We explored the idea of liminal spaces, the spaces in between. Spaces that look abandoned and purposeless without people, but are back to life as soon as someone waiting near by fills it their presence. We looked at empty space and how people fill the space and add stories to those empty spaces.
We chose the bus shelter as the point of contact between the one waiting and their journey. The bus shelter is an existing structure that frames the space that is in between. This space is shaped by waiting. Most of the bus shelters in the mission have this extra space. It was originally built for a payphone to be built in, but has now become a kind of anonymous space. We decided to fill this space.
The making process became a period of measuring, modeling, trialing and refining. We began by taping off the bus shelter in order to envision what we were making. Then we made cardboard prototypes which were later refined into the booth. This phase took approximately three weeks and we went through many models, most major shifts in design were due to decisions about how the user will interact with our project or large changes in the type of technology we would be using.
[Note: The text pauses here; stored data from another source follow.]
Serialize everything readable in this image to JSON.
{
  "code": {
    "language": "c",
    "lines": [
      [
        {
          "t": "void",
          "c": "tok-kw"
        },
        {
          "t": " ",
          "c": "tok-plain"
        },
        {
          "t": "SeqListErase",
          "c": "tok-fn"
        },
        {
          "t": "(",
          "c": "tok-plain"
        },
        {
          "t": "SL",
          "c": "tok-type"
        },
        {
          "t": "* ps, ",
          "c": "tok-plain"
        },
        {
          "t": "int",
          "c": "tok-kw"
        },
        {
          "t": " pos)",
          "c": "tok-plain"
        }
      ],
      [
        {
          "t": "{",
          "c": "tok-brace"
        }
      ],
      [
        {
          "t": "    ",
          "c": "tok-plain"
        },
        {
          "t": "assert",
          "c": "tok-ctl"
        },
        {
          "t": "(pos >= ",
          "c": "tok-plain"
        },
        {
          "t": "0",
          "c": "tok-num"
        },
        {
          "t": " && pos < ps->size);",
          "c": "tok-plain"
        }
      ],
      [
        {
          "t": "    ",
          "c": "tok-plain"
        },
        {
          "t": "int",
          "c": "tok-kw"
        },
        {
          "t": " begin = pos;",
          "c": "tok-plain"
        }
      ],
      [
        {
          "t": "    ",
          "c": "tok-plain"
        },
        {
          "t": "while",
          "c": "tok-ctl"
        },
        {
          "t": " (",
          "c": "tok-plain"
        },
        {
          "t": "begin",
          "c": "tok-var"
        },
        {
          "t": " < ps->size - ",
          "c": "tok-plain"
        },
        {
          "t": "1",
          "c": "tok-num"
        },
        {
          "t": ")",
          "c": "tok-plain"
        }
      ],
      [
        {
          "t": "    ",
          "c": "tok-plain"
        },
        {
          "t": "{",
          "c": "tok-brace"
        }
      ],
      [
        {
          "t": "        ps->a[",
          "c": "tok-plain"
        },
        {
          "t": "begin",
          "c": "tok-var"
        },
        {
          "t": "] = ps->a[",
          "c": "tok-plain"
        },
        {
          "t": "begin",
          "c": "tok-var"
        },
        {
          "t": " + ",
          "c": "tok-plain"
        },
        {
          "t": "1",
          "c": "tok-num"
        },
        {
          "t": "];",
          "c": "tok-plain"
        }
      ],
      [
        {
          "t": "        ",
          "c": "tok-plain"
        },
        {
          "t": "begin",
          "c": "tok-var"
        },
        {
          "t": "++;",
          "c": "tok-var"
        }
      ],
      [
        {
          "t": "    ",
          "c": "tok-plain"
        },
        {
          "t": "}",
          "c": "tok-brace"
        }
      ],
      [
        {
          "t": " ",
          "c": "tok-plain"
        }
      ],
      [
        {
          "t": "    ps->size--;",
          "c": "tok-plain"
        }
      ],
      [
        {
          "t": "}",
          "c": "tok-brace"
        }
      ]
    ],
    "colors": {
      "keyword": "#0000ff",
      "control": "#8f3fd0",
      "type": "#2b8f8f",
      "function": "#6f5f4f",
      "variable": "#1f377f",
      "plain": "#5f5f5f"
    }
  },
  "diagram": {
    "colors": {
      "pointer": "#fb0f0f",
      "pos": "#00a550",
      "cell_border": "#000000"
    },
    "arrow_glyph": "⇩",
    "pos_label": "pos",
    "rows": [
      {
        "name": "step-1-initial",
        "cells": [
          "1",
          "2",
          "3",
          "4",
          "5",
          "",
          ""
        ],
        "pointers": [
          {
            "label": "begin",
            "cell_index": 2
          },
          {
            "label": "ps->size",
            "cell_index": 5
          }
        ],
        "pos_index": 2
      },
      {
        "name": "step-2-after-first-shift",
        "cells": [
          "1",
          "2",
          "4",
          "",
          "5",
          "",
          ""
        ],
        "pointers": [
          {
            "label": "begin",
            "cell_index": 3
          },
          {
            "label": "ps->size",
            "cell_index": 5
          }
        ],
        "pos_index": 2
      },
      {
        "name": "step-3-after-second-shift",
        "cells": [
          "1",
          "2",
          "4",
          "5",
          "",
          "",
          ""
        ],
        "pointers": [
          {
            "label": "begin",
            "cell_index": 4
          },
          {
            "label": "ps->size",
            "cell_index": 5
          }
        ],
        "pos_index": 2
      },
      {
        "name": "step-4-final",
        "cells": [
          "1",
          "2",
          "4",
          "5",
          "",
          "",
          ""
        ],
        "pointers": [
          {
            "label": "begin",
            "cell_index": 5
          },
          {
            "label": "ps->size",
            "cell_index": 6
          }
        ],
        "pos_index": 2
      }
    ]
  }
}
We tested our installation and spoke to some locals in the mission about their thoughts. There were a large range of reactions to the bus booth, but a vast majority understood the piece instantly and took a liking to it. One found the simplicity of the piece to be quite beautiful and sat quietly as she took in the experience. Others were so excited that they “tweeted” about it right away.
Projectors inside the booth connected to live streaming video feed from the 48-Line bus. We followed the bus to capture footage.